Film Review: ‘Kaleidoscope’

The eponymous optical instrument gets a full symbolic workout in “Kaleidoscope,” an intricately crafted, infinitely wrongfooting psychological thriller in which conflicting realities coalesce, diverge and regroup like so many shifting formations of jewel-colored glass. A sharply styled debut feature for British writer-director Rupert Jones, this extended exercise in artful obfuscation feels the considerable benefit of a key family contact. Were it not for the ever-sympathetic, emotionally grounding presence of the helmer’s estimable older brother Toby in the lead — as a seemingly milquetoast ex-con entangled in an enigma-riddled case of murder — the film’s tricksy, collapsible is-it-or-isn’t-it structure would test the patience sooner. As it is, “Kaleidoscope” has the feel of a curt, clever short drawn out into a less complete calling card — some details catch the eye more than others, but we’ll surely be keeping the younger Jones’s number.

Though it’s set in a present day complete with with cellphone-dependent plot points, nearly everything else about “Kaleidoscope” seems painstakingly designed to evoke a late 1960s strain of semi-esoteric British cinema: from the sparse, glassy strains of Mike Prestwood Smith’s score, to the brutalist architecture of the east London council estate that houses the action, to the sagging, peeling mid-century modernism — in soiled shades of tea and ale — that dominates Adrian Smith’s fine production design. (Even the eye-wateringly patterned shirt our protagonist wears for a critical portion of proceedings has a faded sense of Swinging London to it.) But it’s the structure and tenor of the narrative itself, with its mix of circuitous repetition, elusive suggestion and hard culs-de-sac, that call to mind Joseph Losey in one of his more experimental moods — and in turn Peter Strickland, the contemporary British filmmaker most in thrall to that particular avant-garde phase. The presence of Toby Jones, as quietly panicked and eerily shambling here as in Strickland’s “Berberian Sound Studio,” underlines the comparison.

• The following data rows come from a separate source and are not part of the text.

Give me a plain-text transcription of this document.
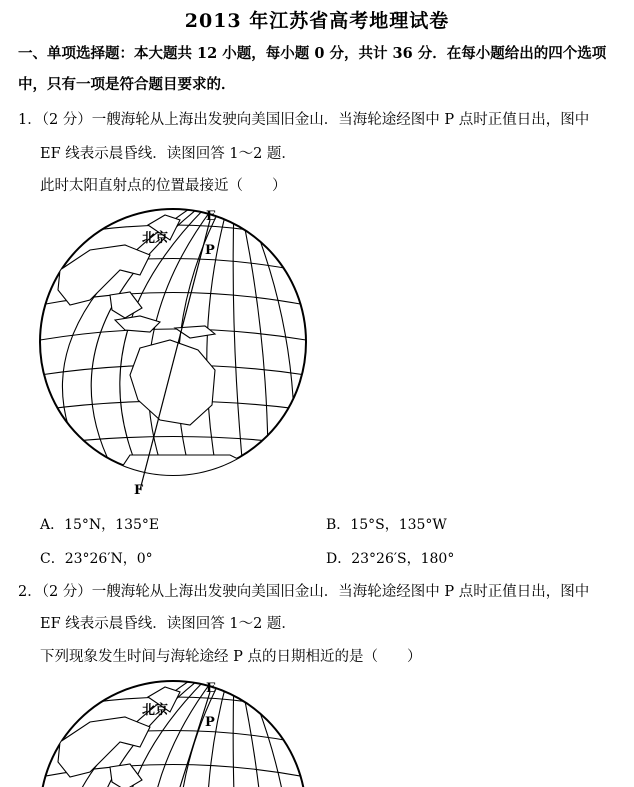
2013 年江苏省高考地理试卷
一、单项选择题：本大题共 12 小题，每小题 0 分，共计 36 分．在每小题给出的四个选项
中，只有一项是符合题目要求的．
1．（2 分）一艘海轮从上海出发驶向美国旧金山．当海轮途经图中 P 点时正值日出，图中
EF 线表示晨昏线．读图回答 1～2 题．
此时太阳直射点的位置最接近（　　）
E
P
F
北京
A．15°N，135°E	B．15°S，135°W
C．23°26′N，0°	D．23°26′S，180°
2．（2 分）一艘海轮从上海出发驶向美国旧金山．当海轮途经图中 P 点时正值日出，图中
EF 线表示晨昏线．读图回答 1～2 题．
下列现象发生时间与海轮途经 P 点的日期相近的是（　　）
E
P
北京
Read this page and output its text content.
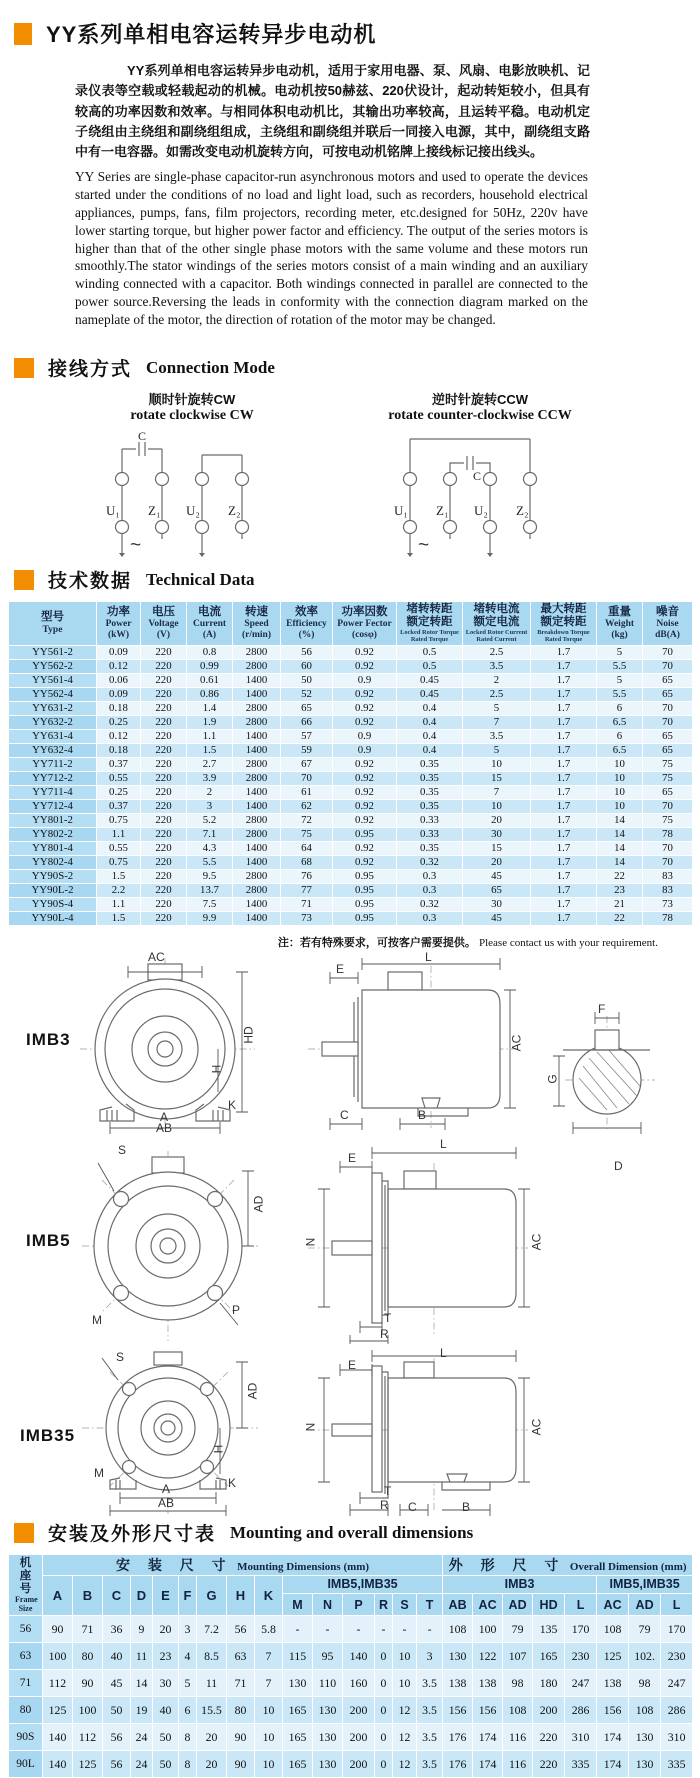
YY系列单相电容运转异步电动机

YY系列单相电容运转异步电动机，适用于家用电器、泵、风扇、电影放映机、记录仪表等空载或轻载起动的机械。电动机按50赫兹、220伏设计，起动转矩较小，但具有较高的功率因数和效率。与相同体积电动机比，其输出功率较高，且运转平稳。电动机定子绕组由主绕组和副绕组组成，主绕组和副绕组并联后一同接入电源，其中，副绕组支路中有一电容器。如需改变电动机旋转方向，可按电动机铭牌上接线标记接出线头。

YY Series are single-phase capacitor-run asynchronous motors and used to operate the devices started under the conditions of no load and light load, such as recorders, household electrical appliances, pumps, fans, film projectors, recording meter, etc.designed for 50Hz, 220v have lower starting torque, but higher power factor and efficiency. The output of the series motors is higher than that of the other single phase motors with the same volume and these motors run smoothly.The stator windings of the series motors consist of a main winding and an auxiliary winding connected with a capacitor. Both windings connected in parallel are connected to the power source.Reversing the leads in conformity with the connection diagram marked on the nameplate of the motor, the direction of rotation of the motor may be changed.

接线方式 Connection Mode
顺时针旋转CW
rotate clockwise CW
逆时针旋转CCW
rotate counter-clockwise CCW
C
U₁ Z₁ U₂ Z₂
~
C
U₁ Z₁ U₂ Z₂
~
技术数据 Technical Data
型号
Type

功率
Power
(kW)

电压
Voltage
(V)

电流
Current
(A)

转速
Speed
(r/min)

效率
Efficiency
(%)

功率因数
Power Fector
(cosφ)

堵转转距
额定转距
Locked Rotor Torque Rated Torque

堵转电流
额定电流
Locked Rotor Current Rated Current

最大转距
额定转距
Breakdown Torque Rated Torque

重量
Weight
(kg)

噪音
Noise
dB(A)

YY561-2	0.09	220	0.8	2800	56	0.92	0.5	2.5	1.7	5	70
YY562-2	0.12	220	0.99	2800	60	0.92	0.5	3.5	1.7	5.5	70
YY561-4	0.06	220	0.61	1400	50	0.9	0.45	2	1.7	5	65
YY562-4	0.09	220	0.86	1400	52	0.92	0.45	2.5	1.7	5.5	65
YY631-2	0.18	220	1.4	2800	65	0.92	0.4	5	1.7	6	70
YY632-2	0.25	220	1.9	2800	66	0.92	0.4	7	1.7	6.5	70
YY631-4	0.12	220	1.1	1400	57	0.9	0.4	3.5	1.7	6	65
YY632-4	0.18	220	1.5	1400	59	0.9	0.4	5	1.7	6.5	65
YY711-2	0.37	220	2.7	2800	67	0.92	0.35	10	1.7	10	75
YY712-2	0.55	220	3.9	2800	70	0.92	0.35	15	1.7	10	75
YY711-4	0.25	220	2	1400	61	0.92	0.35	7	1.7	10	65
YY712-4	0.37	220	3	1400	62	0.92	0.35	10	1.7	10	70
YY801-2	0.75	220	5.2	2800	72	0.92	0.33	20	1.7	14	75
YY802-2	1.1	220	7.1	2800	75	0.95	0.33	30	1.7	14	78
YY801-4	0.55	220	4.3	1400	64	0.92	0.35	15	1.7	14	70
YY802-4	0.75	220	5.5	1400	68	0.92	0.32	20	1.7	14	70
YY90S-2	1.5	220	9.5	2800	76	0.95	0.3	45	1.7	22	83
YY90L-2	2.2	220	13.7	2800	77	0.95	0.3	65	1.7	23	83
YY90S-4	1.1	220	7.5	1400	71	0.95	0.32	30	1.7	21	73
YY90L-4	1.5	220	9.9	1400	73	0.95	0.3	45	1.7	22	78
注：若有特殊要求，可按客户需要提供。 Please contact us with your requirement.
IMB3
AC
HD
H
K
A
AB
L
E
AC
C	B
F
G
IMB5
D
S
AD
M
P
L
E
N	AC
T
R
IMB35
S
AD
M
H
K
A
AB
L
E
N	AC
T
R C	B
安装及外形尺寸表 Mounting and overall dimensions
机座号
Frame Size	安 装 尺 寸 Mounting Dimensions (mm)															外 形 尺 寸 Overall Dimension (mm)							
	A	B	C	D	E	F	G	H	K	IMB5,IMB35						IMB3					IMB5,IMB35		
										M	N	P	R	S	T	AB	AC	AD	HD	L	AC	AD	L
56	90	71	36	9	20	3	7.2	56	5.8	-	-	-	-	-	-	108	100	79	135	170	108	79	170
63	100	80	40	11	23	4	8.5	63	7	115	95	140	0	10	3	130	122	107	165	230	125	102.	230
71	112	90	45	14	30	5	11	71	7	130	110	160	0	10	3.5	138	138	98	180	247	138	98	247
80	125	100	50	19	40	6	15.5	80	10	165	130	200	0	12	3.5	156	156	108	200	286	156	108	286
90S	140	112	56	24	50	8	20	90	10	165	130	200	0	12	3.5	176	174	116	220	310	174	130	310
90L	140	125	56	24	50	8	20	90	10	165	130	200	0	12	3.5	176	174	116	220	335	174	130	335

Meanwhile, it’s hard not to detect a wily dash of “Psycho” in Jones’s repeatedly splintered, refracted mystery, which begins with protagonist Carl, a solitary sadsack not long out of prison, waking in his dingy apartment to signs of a struggle he cannot recall, before discovering the murdered body of a young woman, Abby (Sinead Matthews, brashly endearing), in the bathroom. Or does he? From this grim introduction, Jones’ script spirals clockwise and anti-clockwise by turns, deliberately muddying the temporality of the film; when certain events happened, moreover, becomes a less crucial question than whether they happened at all. The story’s fixed pivot is an awkward, internet-engineered date between Carl and Abby, a gabby trickster with designs on his valuables, which goes from stilted to sinister with the over-addition of alcohol.

Yet even as he attempts — with nightmarish, ever-faltering inefficiency — to clean up the bloody fallout of this encounter, Carl is plagued by an even more damaging conflict with a woman: his domineering mother Aileen (Anne Reid), who turns up to visit the same day, and under whose passive-aggressive influence the faultlines of her son’s ruptured psychology are laid bare. Not so bare, of course, as to crystallize precisely what has happened in this toxic, claustrophobic apartment: Editor Tommy Boulding shuffles hints, suggestions and revelations like a skilled cardsharp, as we alternately consider the possibilities of Aileen being a cruelly timed foil to her son’s crimes, a nagging imaginary figment, a vengeful phantom or even an alternative manifestation of Carl’s young victim. Whatever the truth, as played with either crowish portent or plaintive need by the excellent Reid, she hangs over her son and his ellipse-filled struggle like human cigarette smoke, clouding his every thought until the scenario reshapes itself again, dealing him another luckless hand.

Darkly dainty as this ornate storytelling geometry is, however, it’s hard to remain heavily invested in the outcome through a runtime that, even at a modest 90-plus minutes, feels a tad stretched. The director and his team perform their repeated rug-pulls with panache, deftly concealing the truth in the manifold angular shadows of Philipp Blaubach’s lensing, but as the reality of Carl’s plight grows ever harder to determine — turning a whodunnit into more of a whodunwhat — not every viewer will care that much about seeing him through it all. It’s finally Toby Jones, more than Carl, who holds onto our hearts: The actor’s vulnerable air of crumpled, compromised decency warms and complicates passages of “Kaleidoscope” that might otherwise seem merely theoretical.